Konsep seikhlasnya ini juga didukung oleh Imanullah Ali Ubaid. Dalam sambutan sebelum peresmian, dia mengatakan konsep seperti ini bisa membuka peluang agar semua kalangan siswa dapat belajar coding.

Namun begitu dia mengusulkan agar ke depan ada semacam subsidi silang. Siswa dari keluarga mampu bisa dipungut biaya yang layak sementara siswa lainnya tetap menggunakan infak seikhlasnya di dalam amplop kosong. Dia pun mengaku pernah memberi kursus coding dengan biaya mahal pada anak-anak dari keluarga mampu.

Salah seorang siswa Sekolah Coding Sang Surya sedang membuka aplikasi Scratch (Tagar.co/Mohammad Nurfatoni)

Target Membuat Game dan Animasi

Zaki menjelaskan tagline Sekolah Coding ‘Sang Surya’ adalah Belajar Coding Menyenangkan. Oleh karena itu kurikulum dirancang mudah untuk diterapkan oleh siswa sekolah dasar mulai umur 7 tahun hingga kelas menengah atas.

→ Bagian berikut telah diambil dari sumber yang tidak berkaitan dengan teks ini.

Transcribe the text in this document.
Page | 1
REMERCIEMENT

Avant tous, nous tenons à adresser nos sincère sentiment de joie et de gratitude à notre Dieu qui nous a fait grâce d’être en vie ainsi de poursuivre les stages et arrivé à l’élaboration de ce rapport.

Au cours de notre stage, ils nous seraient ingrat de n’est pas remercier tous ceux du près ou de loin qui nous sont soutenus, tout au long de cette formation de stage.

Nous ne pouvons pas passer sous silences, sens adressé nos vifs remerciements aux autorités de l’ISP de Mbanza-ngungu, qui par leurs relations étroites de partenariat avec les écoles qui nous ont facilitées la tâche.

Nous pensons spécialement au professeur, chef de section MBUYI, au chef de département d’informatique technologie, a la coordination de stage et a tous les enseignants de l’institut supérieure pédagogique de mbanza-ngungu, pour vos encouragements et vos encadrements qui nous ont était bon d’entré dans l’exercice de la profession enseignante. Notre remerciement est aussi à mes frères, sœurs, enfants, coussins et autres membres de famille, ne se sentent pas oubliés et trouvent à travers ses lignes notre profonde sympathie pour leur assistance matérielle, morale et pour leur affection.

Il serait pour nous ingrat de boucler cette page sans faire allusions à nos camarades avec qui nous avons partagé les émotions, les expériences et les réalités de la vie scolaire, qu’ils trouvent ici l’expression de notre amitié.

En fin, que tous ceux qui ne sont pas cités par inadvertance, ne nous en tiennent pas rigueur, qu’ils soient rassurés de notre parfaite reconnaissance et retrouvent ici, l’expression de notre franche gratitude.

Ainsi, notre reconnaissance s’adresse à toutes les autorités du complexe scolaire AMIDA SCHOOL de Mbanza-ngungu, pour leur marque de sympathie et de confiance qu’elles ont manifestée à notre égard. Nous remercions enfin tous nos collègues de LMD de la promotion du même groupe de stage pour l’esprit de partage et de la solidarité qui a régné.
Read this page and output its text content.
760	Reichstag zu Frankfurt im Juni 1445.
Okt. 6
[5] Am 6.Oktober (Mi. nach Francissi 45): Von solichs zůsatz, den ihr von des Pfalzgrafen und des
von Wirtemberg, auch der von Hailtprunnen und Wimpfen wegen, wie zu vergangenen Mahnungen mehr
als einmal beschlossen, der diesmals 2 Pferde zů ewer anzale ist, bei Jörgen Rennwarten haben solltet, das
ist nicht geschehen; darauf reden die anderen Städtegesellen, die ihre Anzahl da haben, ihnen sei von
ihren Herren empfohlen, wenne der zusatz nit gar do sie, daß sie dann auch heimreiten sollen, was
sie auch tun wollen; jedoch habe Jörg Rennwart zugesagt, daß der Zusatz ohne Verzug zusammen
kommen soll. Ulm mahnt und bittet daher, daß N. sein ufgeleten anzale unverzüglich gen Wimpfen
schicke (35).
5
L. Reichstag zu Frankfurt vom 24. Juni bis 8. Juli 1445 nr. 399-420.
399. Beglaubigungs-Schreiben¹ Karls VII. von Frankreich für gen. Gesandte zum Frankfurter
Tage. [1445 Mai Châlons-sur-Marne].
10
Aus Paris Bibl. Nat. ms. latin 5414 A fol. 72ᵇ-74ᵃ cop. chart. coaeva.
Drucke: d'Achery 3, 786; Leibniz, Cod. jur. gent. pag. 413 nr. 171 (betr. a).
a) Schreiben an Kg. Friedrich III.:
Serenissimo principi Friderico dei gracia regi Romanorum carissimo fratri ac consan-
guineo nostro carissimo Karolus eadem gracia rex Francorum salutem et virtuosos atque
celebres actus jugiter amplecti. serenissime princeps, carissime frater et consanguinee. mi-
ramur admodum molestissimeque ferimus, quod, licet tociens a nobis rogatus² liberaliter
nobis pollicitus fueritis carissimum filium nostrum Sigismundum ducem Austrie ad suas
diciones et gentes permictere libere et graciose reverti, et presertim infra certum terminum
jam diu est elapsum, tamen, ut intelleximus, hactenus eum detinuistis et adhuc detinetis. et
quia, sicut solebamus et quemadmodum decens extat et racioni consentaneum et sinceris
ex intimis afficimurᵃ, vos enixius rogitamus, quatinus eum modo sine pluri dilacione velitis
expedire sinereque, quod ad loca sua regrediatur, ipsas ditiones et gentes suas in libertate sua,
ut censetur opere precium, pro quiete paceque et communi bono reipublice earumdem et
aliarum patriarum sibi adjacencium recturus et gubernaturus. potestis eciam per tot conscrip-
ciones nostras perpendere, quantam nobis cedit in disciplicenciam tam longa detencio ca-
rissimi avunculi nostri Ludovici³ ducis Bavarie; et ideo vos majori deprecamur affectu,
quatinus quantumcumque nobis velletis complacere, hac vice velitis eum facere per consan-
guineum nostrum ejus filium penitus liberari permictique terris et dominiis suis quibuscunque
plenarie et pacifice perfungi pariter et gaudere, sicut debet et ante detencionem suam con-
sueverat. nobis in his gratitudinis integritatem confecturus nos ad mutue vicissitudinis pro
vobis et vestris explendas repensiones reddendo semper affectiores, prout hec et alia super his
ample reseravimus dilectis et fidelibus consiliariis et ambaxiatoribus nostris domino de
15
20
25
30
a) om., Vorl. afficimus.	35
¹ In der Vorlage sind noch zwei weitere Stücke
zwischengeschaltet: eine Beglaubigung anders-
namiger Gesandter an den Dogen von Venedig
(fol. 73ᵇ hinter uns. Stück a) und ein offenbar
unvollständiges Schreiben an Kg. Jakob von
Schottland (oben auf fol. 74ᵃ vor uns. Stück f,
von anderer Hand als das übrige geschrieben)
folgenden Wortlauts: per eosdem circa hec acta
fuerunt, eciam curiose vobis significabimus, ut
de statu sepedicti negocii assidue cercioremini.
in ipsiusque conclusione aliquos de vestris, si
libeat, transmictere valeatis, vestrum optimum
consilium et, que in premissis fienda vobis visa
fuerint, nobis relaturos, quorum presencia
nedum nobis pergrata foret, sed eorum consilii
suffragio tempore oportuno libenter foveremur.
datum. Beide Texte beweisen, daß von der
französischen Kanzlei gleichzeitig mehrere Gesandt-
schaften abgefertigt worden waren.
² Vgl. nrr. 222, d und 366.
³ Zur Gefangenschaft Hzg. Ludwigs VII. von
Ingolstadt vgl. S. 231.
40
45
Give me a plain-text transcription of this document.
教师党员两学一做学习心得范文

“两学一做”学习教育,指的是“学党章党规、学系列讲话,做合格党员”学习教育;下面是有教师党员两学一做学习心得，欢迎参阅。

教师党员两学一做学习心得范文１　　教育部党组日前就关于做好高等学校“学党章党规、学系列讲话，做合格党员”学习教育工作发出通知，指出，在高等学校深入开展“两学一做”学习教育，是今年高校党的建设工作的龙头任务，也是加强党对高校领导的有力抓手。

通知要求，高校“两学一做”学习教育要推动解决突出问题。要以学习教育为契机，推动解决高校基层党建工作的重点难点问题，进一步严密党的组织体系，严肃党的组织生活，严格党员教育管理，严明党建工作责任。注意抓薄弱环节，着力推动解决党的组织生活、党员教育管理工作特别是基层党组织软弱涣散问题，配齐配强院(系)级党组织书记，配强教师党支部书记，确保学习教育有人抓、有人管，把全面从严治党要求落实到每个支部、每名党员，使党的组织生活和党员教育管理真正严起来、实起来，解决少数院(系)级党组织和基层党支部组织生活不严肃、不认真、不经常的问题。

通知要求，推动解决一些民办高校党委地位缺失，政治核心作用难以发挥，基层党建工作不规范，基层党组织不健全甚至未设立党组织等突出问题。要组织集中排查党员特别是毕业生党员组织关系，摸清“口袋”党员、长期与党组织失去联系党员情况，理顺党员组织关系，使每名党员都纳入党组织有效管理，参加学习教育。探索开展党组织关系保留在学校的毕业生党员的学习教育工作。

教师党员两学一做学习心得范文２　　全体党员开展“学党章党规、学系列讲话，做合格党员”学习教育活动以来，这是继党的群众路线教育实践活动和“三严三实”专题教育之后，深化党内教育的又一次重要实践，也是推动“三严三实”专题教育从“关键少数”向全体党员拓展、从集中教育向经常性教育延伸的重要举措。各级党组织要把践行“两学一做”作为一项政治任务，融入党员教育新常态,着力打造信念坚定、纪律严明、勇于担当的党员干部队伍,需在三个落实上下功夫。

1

Pada delapan pertemuan awal yang diadakan tiap hari Sabtu itu, peserta akan mendapatkan materi dasar pemrograman serta logika dan algoritma pemrograman. Dengan aplikasi Scratch, siswa akan diajak membuat game serta belajar animasi dan pemrograman.

Dia berpesan kepada peserta agar mengikuti program ini secara istikamah dan tidak putus di tengah jalan karena setelah mendapat materi berbasis blok dengan Scratch, peserta akan diajak menggunakan sistem teks dengan menggunakan aplikasi lanjutan.

Baca Juga:  Peluncuran Dua Buku Karya Guru Menandai Milad Ke-22 SDMM

Secara teknis dia menerangkan, untuk kelas A waktu belajarnya pada pukul 07.00-08:15 sebanyak delapan kali pertemuan dengan menggunakan Scratch Junior. Kelas B pukul 08:30-10:15, juga delapan kali pertemuan dengan Scratch 3.0. Sementara kelas online pukul 09:30-10:15 juga delapan kali pertemuan dengan Scratch Junior.

Pertemuan dilakukan setip hari Sabtu, mulai 1 Februari 2025. Untuk Sabtu akhir bulan tidak ada pertemuan diganti dengan pengerjaan proyek. “Nanti proyek akan dipersentasikan oleh setiap pererta di akhir pertemuan,” katanya, saat menjelaskan hal ihwal Sekolah Codong ‘Sang Surya’ di hadapan siswa dan orang tua, Sabtu (18/1/25) pagi.

Dirgham Haidar irhab Afrian bersama ibunya, Shofiyatul Rohmah (Tagar.co/Mohammad Nurfatoni)

Siswa dan Orang Tua Antusias

Usai pertemuan, para siswa secara per kelompok diajak ke Labkom SDMM di lantai 3 gedung sisi utara. Ada waktu 10 menit bagi mereka untuk menggenal Scratch yang aplikasinya sudah terpasang di setiap PC. “Ayo anak-anak, dibuka aplikasinya,” kata Zaki sambil mencontohkan bagaimana membuka aplikasi tersebut. LED ukuran lebar yang menduplikasi layar monitor PC-nya pun menampilkan langkah-langkah awal Scratch Junior.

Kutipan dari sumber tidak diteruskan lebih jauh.